CHANGE.log

0.1g:
- classes at output layer are used to limit computational cost of normalization; speedup ~50x with only small performance loss!
- discarded -vocab-threshold, -compression

0.1h:
- loops rewritten; ~20% better performance
- blas option removed
- changed output during training
- progress of training is shown (switch -debug 2)
- added '-beta' parameter for setting L2 regularization parameter
- added '-one-iter' parameter: performs one iteration over training data and saves the resulting model; does not use valid data
- specifying '-alpha' as a parameter now overrides value found in the model file; can be combined with '-one-iter' to perform adaptation on new data
- added '-min-improvement' parameter to control speed of training process (can be turned off by specifying '-min improvement 1.0')
- added '-anti-kasparek' option to allow more stability during training in unstable environments (saves model during iterations after processing specified amount of words)
- improved bptt implementation, more than 3x speed for large bptt values now (controlled by bptt_block defined in rnnlmlib.cpp)

0.2a:
- improved BPTT implementation, added '-bptt-block N' switch so that error is propagated after N examples, which results to BPTT step + N complexity
  of training instead of BPTT step * N

0.2b:
- added '-direct N' parameter to allow direct connections between top N words at input and output layers + between all input words and
  all classes at output layer (for values >0)

0.2c:
- added '-independent' switch: sentences are processed independently, with no across sentence boundary information (hidden layer is erased at end of sentence symbol); should be used both for training and test phases

0.3a:
- rewritten implementation of direct connections; now active neurons are hashed, not all weights (much faster) + added '-direct-order N' parameter, that sets order
  of dirrect connections (up to 20); this model alone works very well for character-based models (with -class 1 option to switch classes off)
- weights are now not reloaded if the improvement is too small
- TODO: include all things from 0.2c version

0.3b:
- changed few minor things; direct connections are now specified in millions by '-direct N'
- added modififed '-independent' switch

0.3c:
- support for binary format of model files: use '-binary' option for training; the resulting model is ~2x smaller and models are saved and loaded several times faster
- added '-gradient-cutoff' to control maximum size of gradient (to avoid exploding gradient problem)
- nbest lists can be now read from stdin: use '-nbest - < nbestlist.txt'
- added support for compression layer using '-compression N' switch, where N is number of neurons; the compression layer is additional hidden layer between recurrent hidden layer and output+class layer; can be used to reduce computational complexity if many classes are used (useful probably only on very large data sets)
- ME part of the model can now use more than 2^31 (~2G) features

0.3d:
- few small bugs removed
- new algorithm for computing classes: works a bit worse (~2% in PPL), but with small hidden layer and large output layer, provides large speed-ups (~2-4x) - thanks to Dan Povey
- old classes can be used if model is trained with '-old-classes' option

0.3e:
- parameters -old-classes and -independent are now stored in model file to avoid problems
- removed bug in generation of words from RNNME models - thanks to YongZhe Shi

0.3f:
- unofficial version with licensing restrictions held by Microsoft Research
- supports nonbinary features and word vectors

0.3g:
- added '-compress' to quantize direct connections, can be combined mit '-kmean' to maintain good performance for small bitsizes (3-5)
- added '-write-compressed' to save compressed model.
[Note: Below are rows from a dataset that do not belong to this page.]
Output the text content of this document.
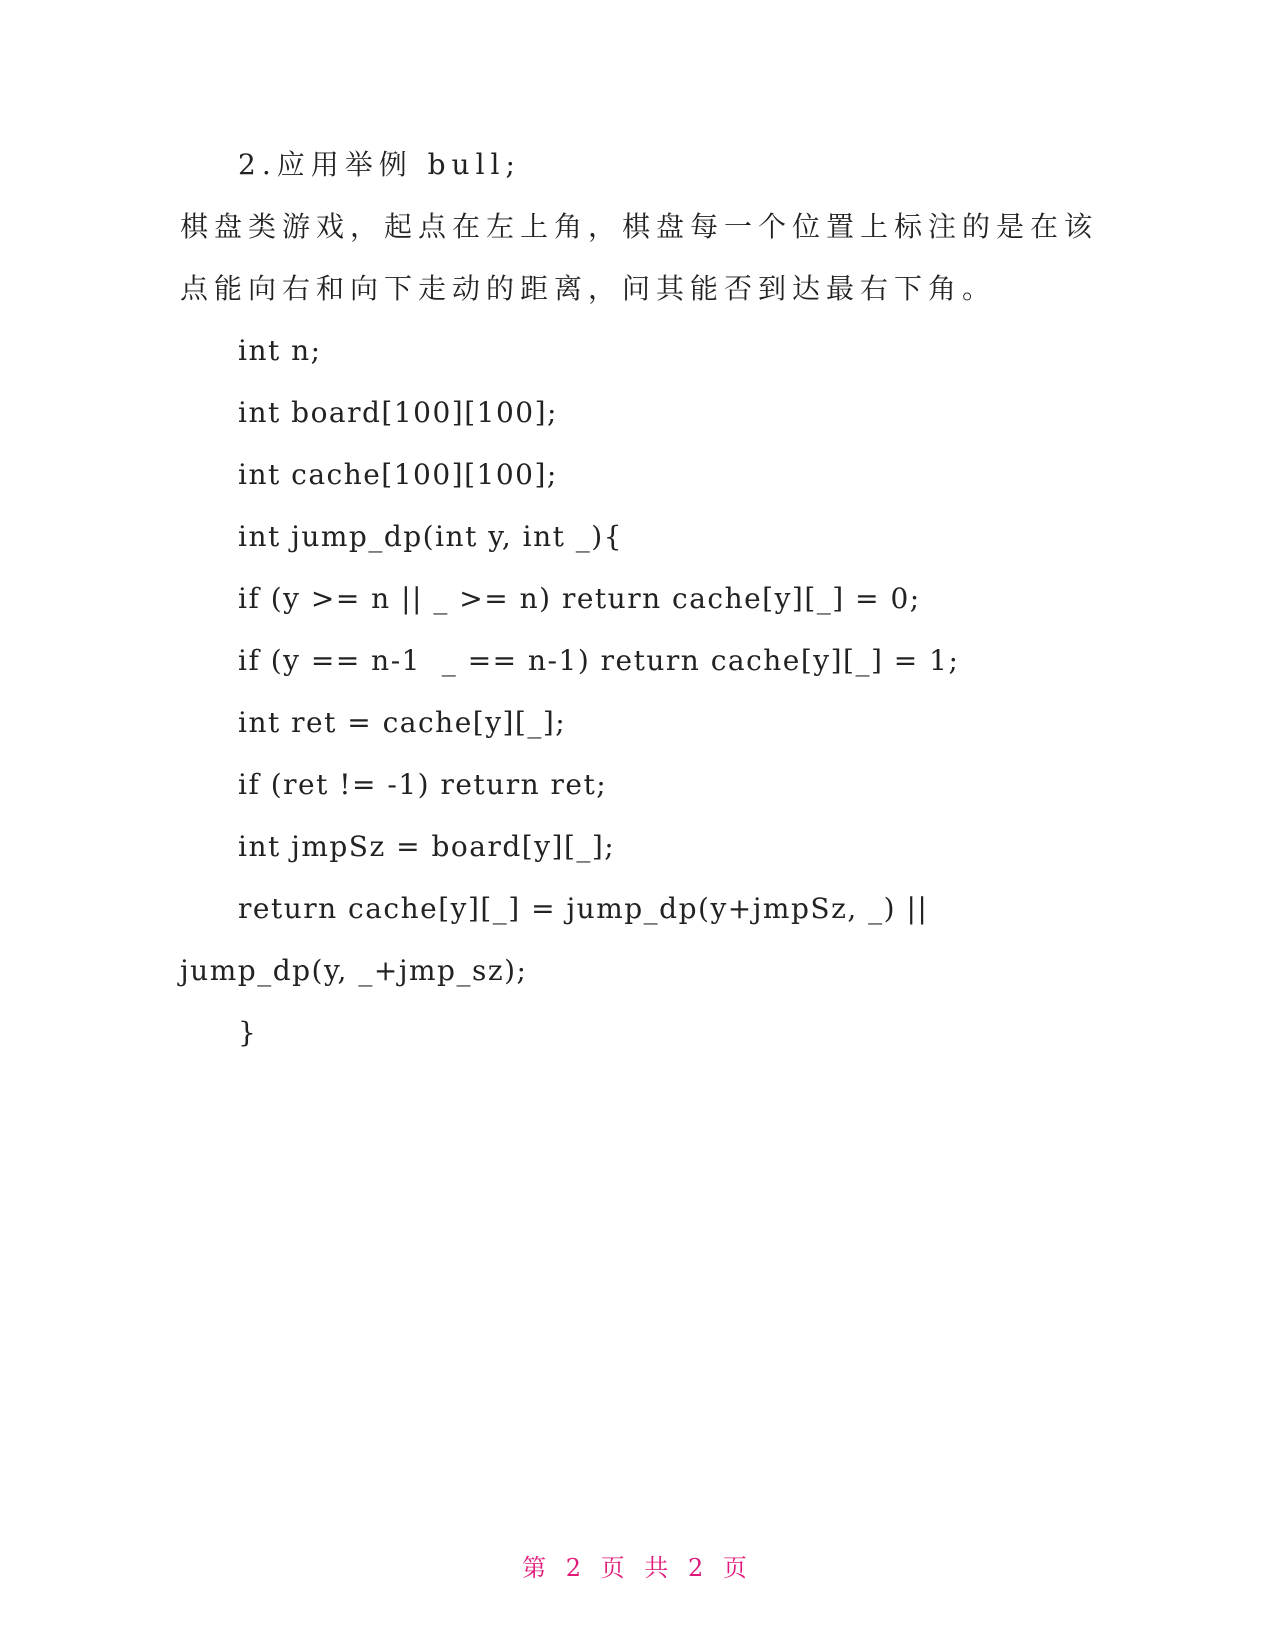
2.应用举例 bull;
棋盘类游戏，起点在左上角，棋盘每一个位置上标注的是在该
点能向右和向下走动的距离，问其能否到达最右下角。
int n;
int board[100][100];
int cache[100][100];
int jump_dp(int y, int _){
if (y >= n || _ >= n) return cache[y][_] = 0;
if (y == n-1  _ == n-1) return cache[y][_] = 1;
int ret = cache[y][_];
if (ret != -1) return ret;
int jmpSz = board[y][_];
return cache[y][_] = jump_dp(y+jmpSz, _) ||
jump_dp(y, _+jmp_sz);
}
第 2 页 共 2 页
Note: compressed models do not work with -train or -one-iter, just with -test

0.4a (see CHANGE-Cantab.log for details):
- switched to using floats instead of doubles for speed and size
- an even faster exp function used (from Paul Mineiro - http://www.machinedlearnings.com/2011/06/fast-approximate-logarithm-exponential.html)
- safe softmax implemented
- max-iter added (if -min-improvement set to 0.0 this allows for tests where training has a static learning rate and proceeds for a set number of iterations)
- fixed bug in example.sh for first invocation

0.4b (see CHANGE-Cantab.log for details):
- now use make  make CC=g++ WEIGHTTYPE=float to get float weights and direct connections (default is double)

0.4c:
- updated makefile, added options -Ofast -march=native (~30% faster training, but will require gcc 4.7+)
- some loop unrolling that seems to help a bit on small training datasets (might be worth to test more if this helps also on larger datasets)
- added STRIDE option to makefile which allows user to set manually how much unrolling is done in the matrix multiplication
  (higher values seem to be useful for models with large hidden layer, in some cases tuning this value can give another ~20% speedup)

0.4d:
- Merge of 0.4c and 0.3g code bases
- Minor cleanups in clustering code